Satu pria paruh baya, Alisha menebak, seusia ayahnya. Dan satu lagi, pria yang mungkin seumuran dengannya. Mereka mengenakan stelan jas formal.
Mereka duduk berhadapan dengan Hilman dan Arya. Serempak, saat Mia dan Alisha memasuki ruang rapat, mereka berdiri, demi menghormati wanita.
Dua pria yang baru dilihat Alisha menjulurkan tangannya dan memperkenalkan diri mereka masing-masing.

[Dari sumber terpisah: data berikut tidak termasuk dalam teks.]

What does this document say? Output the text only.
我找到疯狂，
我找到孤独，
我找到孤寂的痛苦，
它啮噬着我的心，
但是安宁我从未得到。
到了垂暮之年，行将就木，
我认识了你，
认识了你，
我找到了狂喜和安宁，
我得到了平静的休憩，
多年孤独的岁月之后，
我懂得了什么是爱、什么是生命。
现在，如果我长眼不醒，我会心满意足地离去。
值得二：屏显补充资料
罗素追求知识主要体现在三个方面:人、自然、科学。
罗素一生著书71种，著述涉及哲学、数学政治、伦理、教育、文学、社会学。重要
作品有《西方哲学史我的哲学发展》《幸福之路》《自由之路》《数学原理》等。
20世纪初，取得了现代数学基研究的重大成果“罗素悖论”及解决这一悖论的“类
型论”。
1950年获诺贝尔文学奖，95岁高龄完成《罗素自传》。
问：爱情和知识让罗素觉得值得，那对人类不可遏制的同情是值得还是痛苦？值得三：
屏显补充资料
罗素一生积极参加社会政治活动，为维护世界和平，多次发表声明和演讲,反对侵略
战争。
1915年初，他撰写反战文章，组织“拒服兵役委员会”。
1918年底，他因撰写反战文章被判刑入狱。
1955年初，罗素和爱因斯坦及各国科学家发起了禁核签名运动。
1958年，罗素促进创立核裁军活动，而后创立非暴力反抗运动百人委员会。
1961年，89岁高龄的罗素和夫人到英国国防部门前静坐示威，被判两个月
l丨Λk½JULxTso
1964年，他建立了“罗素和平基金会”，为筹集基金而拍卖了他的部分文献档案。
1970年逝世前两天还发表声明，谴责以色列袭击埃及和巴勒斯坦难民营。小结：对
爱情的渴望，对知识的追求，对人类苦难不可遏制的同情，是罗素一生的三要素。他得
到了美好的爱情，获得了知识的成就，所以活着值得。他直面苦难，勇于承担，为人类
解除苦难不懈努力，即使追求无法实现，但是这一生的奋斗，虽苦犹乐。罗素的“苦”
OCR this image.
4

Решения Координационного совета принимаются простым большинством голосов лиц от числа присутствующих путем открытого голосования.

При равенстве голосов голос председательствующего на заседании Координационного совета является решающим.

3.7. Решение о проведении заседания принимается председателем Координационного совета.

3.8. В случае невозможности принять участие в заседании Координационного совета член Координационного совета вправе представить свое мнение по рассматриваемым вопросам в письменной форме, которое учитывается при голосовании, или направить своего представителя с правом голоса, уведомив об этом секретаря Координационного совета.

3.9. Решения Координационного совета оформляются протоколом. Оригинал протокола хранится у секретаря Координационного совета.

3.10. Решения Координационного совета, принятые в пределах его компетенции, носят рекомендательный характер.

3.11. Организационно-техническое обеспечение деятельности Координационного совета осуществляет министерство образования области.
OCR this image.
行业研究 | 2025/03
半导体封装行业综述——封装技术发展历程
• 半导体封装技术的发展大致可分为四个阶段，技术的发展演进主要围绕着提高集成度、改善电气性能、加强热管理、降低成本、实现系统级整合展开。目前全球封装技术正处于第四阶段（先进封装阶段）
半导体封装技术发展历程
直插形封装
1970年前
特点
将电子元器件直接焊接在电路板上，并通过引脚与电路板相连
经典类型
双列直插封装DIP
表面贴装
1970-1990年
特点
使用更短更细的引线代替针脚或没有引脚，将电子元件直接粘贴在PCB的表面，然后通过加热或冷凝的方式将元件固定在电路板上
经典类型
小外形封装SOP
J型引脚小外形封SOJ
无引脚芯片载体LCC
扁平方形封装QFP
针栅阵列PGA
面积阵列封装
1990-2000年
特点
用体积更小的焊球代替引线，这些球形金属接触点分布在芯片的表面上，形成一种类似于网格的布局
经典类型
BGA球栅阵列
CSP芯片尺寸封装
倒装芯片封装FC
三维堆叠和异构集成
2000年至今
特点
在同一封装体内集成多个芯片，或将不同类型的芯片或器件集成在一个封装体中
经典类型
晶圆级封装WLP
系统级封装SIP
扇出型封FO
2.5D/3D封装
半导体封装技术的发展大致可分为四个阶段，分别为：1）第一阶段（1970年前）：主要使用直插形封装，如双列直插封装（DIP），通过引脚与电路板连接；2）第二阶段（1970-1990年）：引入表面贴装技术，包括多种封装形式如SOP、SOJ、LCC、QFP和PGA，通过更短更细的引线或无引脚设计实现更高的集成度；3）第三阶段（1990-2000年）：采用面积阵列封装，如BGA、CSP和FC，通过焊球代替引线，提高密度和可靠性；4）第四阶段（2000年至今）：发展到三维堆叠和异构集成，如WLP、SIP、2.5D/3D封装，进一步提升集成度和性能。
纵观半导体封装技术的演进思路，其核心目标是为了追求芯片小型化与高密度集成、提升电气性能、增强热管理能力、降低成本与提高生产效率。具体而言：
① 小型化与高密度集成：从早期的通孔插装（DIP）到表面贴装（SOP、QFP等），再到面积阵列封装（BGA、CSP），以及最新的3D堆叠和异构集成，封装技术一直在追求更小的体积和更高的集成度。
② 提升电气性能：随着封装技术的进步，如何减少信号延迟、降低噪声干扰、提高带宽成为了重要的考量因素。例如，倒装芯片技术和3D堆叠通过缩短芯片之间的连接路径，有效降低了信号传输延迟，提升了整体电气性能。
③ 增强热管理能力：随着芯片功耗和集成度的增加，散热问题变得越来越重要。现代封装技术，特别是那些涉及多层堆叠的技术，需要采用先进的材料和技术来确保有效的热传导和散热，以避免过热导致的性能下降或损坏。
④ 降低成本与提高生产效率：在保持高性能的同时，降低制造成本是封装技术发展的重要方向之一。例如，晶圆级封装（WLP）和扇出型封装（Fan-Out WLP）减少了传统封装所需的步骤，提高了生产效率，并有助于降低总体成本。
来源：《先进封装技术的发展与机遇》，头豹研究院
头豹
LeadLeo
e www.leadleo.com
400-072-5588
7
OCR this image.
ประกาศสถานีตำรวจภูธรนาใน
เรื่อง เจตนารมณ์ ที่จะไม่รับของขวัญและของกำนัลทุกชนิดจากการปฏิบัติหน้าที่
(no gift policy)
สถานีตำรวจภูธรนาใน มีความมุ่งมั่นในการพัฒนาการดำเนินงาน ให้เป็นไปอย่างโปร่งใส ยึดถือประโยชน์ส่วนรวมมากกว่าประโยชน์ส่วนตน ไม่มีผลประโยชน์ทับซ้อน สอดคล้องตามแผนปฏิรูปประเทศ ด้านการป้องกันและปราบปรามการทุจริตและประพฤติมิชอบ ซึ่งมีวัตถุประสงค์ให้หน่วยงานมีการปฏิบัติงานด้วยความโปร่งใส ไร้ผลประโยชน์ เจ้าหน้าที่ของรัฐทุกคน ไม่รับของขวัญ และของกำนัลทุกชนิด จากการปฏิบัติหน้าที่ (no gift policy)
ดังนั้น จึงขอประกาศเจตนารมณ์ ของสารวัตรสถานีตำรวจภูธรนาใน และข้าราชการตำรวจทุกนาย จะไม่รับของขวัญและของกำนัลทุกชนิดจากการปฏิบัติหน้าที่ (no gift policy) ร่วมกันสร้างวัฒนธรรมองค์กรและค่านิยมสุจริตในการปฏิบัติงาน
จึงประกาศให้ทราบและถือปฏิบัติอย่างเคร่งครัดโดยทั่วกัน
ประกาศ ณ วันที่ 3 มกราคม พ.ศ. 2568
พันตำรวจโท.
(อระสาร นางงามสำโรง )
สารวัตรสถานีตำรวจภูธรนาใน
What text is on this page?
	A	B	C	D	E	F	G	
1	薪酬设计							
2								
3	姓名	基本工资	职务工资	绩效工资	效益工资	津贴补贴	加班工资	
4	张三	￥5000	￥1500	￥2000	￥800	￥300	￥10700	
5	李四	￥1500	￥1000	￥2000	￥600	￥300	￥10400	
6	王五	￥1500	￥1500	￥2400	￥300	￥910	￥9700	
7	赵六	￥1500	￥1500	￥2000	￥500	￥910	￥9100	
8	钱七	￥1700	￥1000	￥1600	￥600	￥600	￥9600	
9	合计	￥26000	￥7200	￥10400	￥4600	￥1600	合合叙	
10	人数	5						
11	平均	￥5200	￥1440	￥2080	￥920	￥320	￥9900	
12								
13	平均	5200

Ternyata, pria paruh baya itu adalah salah satu petinggi BIN.
Mendatangi Alisha secara khusus seperti ini, tentunya suatu hal di luar kebiasaan. Membuat Alisha berpikir, pastilah misi yang diembannya sangat besar. Hingga mereka harus ikut turun tangan.
"Informasi yang kami dapat, terjadi kekacauan di pernikahanmu kemarin?" tanya lelaki paruh baya, Samuel, setelah Alisha dan Mia duduk.
"Ya. Seseorang berusaha membunuhku dengan belati. Kemudian ada pria Rusia yang memaksa ingin masuk ke dalam." Alisha menjawab dengan tenang.
"Kamu harus segera mendapatkan file itu. Bujuk suamimu untuk menyerahkannya secara sukarela. Jika tidak ...."
"Jika tidak?" Alisha mengulang ucapan Samuel yang menggantung.
"Gunakan segala cara. Meski harus membunuhnya."
"APA?!" Alisha berdiri sambil menggebrak meja. Tidak salah dengar? Membunuh katanya? Meski Alisha tidak cinta Adrian, tapi dia adalah suaminya. Membunuhnya, itu artinya membuatnya menjadi janda.
Ya Tuhan. Kekonyolan apa ini? Mereka baru saja menikah kemarin. Orang ini begitu mudah mengucapkan perkataan mengambil nyawa orang lain.
Lagi pula, jika Adrian mati, apakah filenya bisa didapatkan? Konyol! Benar-benar konyol. Alisha membatin.
Mia mencoba menenangkan. Mengusap punggung tangan Alisha.
"Lakukan tugas pertamamu dengan baik. Jika tidak ingin menjadi janda dalam waktu singkat." Samuel beranjak, diikuti ajudannya.
"Bapak mengancam saya?" Nada bicara Alisha terdengar ketus.
"Alisha!" Hilman mengingatkan.
"Orang yang mereka inginkan nyawanya itu kakakmu!" Alisha menjawab dengan nyalang.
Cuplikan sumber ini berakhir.